This code is intended to be used to contrast how the Spark Java solution to a problem differs from the Dataflow solution to a problem.
Before diving in here, you likely want to read Dataflow/Beam & Spark: A Programming Model Comparison.
The equivalent Dataflow code lives in GoogleCloudPlatform/DataflowJavaSDK-examples and is documented in Mobile Gaming Pipeline Examples.
You will want a Dataproc cluster to run these samples on. This command line will stand up a simple 5 worker cluster with all the appropriate scopes needed to communicate with other Cloud Platform services:
$ gcloud dataproc clusters create spark-demo \
--scopes cloud-platform \
--worker-machine-type n1-standard-4 \
--num-workers 5
You'll need to install maven. To install maven on a debian based workstation, run:
$ sudo apt-get install maven
Save the name of your cluster in $DATAPROC_CLUSTER, for example:
$ export DATAPROC_CLUSTER=your-cluster-name
Create a Cloud Storage bucket to use for input and output of Dataproc jobs and save the name in $DATAPROC_BUCKET.
$ gsutil mb gs://your-bucket-name
$ export DATAPROC_BUCKET=gs://your-bucket-name
To build all the samples, run:
$ mvn package
This will produce target/game-1.0-SNAPSHOT-jar-with-dependencies.jar which contains all the samples and their dependencies. See below for instructions on how to run each sample individually.
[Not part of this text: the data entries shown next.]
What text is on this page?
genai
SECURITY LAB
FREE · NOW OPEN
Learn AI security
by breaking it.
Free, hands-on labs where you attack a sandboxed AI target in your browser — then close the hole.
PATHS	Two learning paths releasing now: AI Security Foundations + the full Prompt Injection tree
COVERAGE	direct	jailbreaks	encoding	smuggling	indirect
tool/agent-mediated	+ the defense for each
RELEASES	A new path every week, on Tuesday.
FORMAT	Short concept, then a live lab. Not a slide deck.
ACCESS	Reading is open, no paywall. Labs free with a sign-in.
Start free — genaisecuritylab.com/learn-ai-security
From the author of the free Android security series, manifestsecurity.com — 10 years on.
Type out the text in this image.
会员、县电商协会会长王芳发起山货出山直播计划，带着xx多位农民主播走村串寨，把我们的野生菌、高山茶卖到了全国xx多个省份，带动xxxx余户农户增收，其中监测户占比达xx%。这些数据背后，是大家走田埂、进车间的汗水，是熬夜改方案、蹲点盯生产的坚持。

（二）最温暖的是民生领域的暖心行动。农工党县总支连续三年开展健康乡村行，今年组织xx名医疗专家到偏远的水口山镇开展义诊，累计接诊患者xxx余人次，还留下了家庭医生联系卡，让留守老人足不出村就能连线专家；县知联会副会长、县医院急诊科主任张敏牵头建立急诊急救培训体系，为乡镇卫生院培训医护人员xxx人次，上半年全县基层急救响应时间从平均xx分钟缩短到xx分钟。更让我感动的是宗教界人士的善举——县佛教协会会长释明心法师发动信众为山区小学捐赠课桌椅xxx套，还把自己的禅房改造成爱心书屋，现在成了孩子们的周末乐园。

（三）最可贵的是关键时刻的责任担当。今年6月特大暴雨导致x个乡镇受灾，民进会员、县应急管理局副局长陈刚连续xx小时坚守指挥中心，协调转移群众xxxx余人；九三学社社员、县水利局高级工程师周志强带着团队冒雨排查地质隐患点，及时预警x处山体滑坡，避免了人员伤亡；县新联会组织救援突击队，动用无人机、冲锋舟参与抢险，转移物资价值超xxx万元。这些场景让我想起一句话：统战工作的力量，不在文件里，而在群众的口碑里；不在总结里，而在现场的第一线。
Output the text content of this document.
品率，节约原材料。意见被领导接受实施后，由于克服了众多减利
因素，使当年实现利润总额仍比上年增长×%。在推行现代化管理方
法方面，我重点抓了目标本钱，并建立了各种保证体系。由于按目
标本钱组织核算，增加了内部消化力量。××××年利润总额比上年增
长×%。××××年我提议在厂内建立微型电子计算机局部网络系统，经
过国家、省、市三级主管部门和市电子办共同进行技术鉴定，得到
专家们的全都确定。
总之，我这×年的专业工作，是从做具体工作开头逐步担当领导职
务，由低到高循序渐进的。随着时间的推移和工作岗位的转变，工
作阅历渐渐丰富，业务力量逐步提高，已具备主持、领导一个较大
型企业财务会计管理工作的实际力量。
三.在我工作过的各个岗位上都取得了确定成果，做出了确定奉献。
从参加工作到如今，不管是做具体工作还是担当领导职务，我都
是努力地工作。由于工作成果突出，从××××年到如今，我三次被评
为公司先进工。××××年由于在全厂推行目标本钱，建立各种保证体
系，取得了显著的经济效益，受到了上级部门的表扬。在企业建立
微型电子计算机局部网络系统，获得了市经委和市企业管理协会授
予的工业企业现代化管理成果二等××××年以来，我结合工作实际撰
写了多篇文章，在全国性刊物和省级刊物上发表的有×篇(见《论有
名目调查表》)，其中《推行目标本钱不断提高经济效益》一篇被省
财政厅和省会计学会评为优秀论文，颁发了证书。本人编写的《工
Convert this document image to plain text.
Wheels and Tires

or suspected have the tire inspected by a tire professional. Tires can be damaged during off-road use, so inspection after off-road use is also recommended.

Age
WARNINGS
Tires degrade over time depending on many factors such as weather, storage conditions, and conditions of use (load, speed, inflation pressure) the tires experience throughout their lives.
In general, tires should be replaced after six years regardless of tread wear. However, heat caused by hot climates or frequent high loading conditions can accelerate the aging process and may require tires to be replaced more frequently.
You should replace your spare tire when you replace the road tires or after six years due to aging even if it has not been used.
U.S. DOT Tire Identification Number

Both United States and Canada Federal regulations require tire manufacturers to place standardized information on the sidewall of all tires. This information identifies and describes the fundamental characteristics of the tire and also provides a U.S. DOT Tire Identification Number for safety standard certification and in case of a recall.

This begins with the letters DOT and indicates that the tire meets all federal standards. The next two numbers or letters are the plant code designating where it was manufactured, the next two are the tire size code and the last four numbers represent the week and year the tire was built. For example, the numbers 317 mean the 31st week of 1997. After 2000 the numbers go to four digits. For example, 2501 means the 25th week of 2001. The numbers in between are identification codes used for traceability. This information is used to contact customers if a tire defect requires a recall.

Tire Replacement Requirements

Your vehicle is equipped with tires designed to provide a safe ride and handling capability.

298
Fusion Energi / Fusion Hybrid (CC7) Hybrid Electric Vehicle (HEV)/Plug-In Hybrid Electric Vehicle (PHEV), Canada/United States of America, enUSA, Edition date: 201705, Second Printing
You can run your job on Dataproc like so:
$ gcloud dataproc jobs submit spark \
--cluster $DATAPROC_CLUSTER \
--class com.google.cloud.sparkdemo.UserScore \
--jar target/game-1.0-SNAPSHOT-jar-with-dependencies.jar \
--input gs://dataflow-samples/game/gaming_data*.csv \
--tableName Daily --dataset spark_game_stats
You can run the job on Dataproc as follows:
$ gcloud dataproc jobs submit spark \
--cluster $DATAPROC_CLUSTER \
--class com.google.cloud.sparkdemo.HourlyTeamScore \
--jar target/game-1.0-SNAPSHOT-jar-with-dependencies.jar \
--input gs://dataflow-samples/game/gaming_data*.csv \
--tableName Hourly --dataset spark_game_stats
You can run locally using spark-submit like so:
$ spark-submit --class "com.google.cloud.sparkdemo.LeaderBoard" \
--master local[4] target/game-1.0-SNAPSHOT-jar-with-dependencies.jar \
--tableName leaderboard --dataset spark_game_stats \
--topic gaming
You can run also the job on Dataproc as follows:
$ gcloud dataproc jobs submit spark \
--cluster $DATAPROC_CLUSTER \
--properties spark.streaming.receiver.writeAheadLog.enabled=true,spark.executor.memory=4g,spark.executor.instances=10 \
--class com.google.cloud.sparkdemo.LeaderBoard \
--jar target/game-1.0-SNAPSHOT-jar-with-dependencies.jar \
--tableName leaderboard --dataset spark_game_stats \
--topic gaming
You can run locally using spark-submit like so:
$ spark-submit --class "com.google.cloud.sparkdemo.GameStats" \
--master local[4] target/game-1.0-SNAPSHOT-jar-with-dependencies.jar \
--tableName gamestats --dataset spark_game_stats \
--topic gaming
You can run also the job on Dataproc as follows:
$ gcloud dataproc jobs submit spark \
--cluster $DATAPROC_CLUSTER \
--properties spark.streaming.receiver.writeAheadLog.enabled=true,spark.executor.memory=4g,spark.executor.instances=10 \
--class com.google.cloud.sparkdemo.GameStats \
--jar target/game-1.0-SNAPSHOT-jar-with-dependencies.jar \
--tableName gamestats --dataset spark_game_stats \
--topic gaming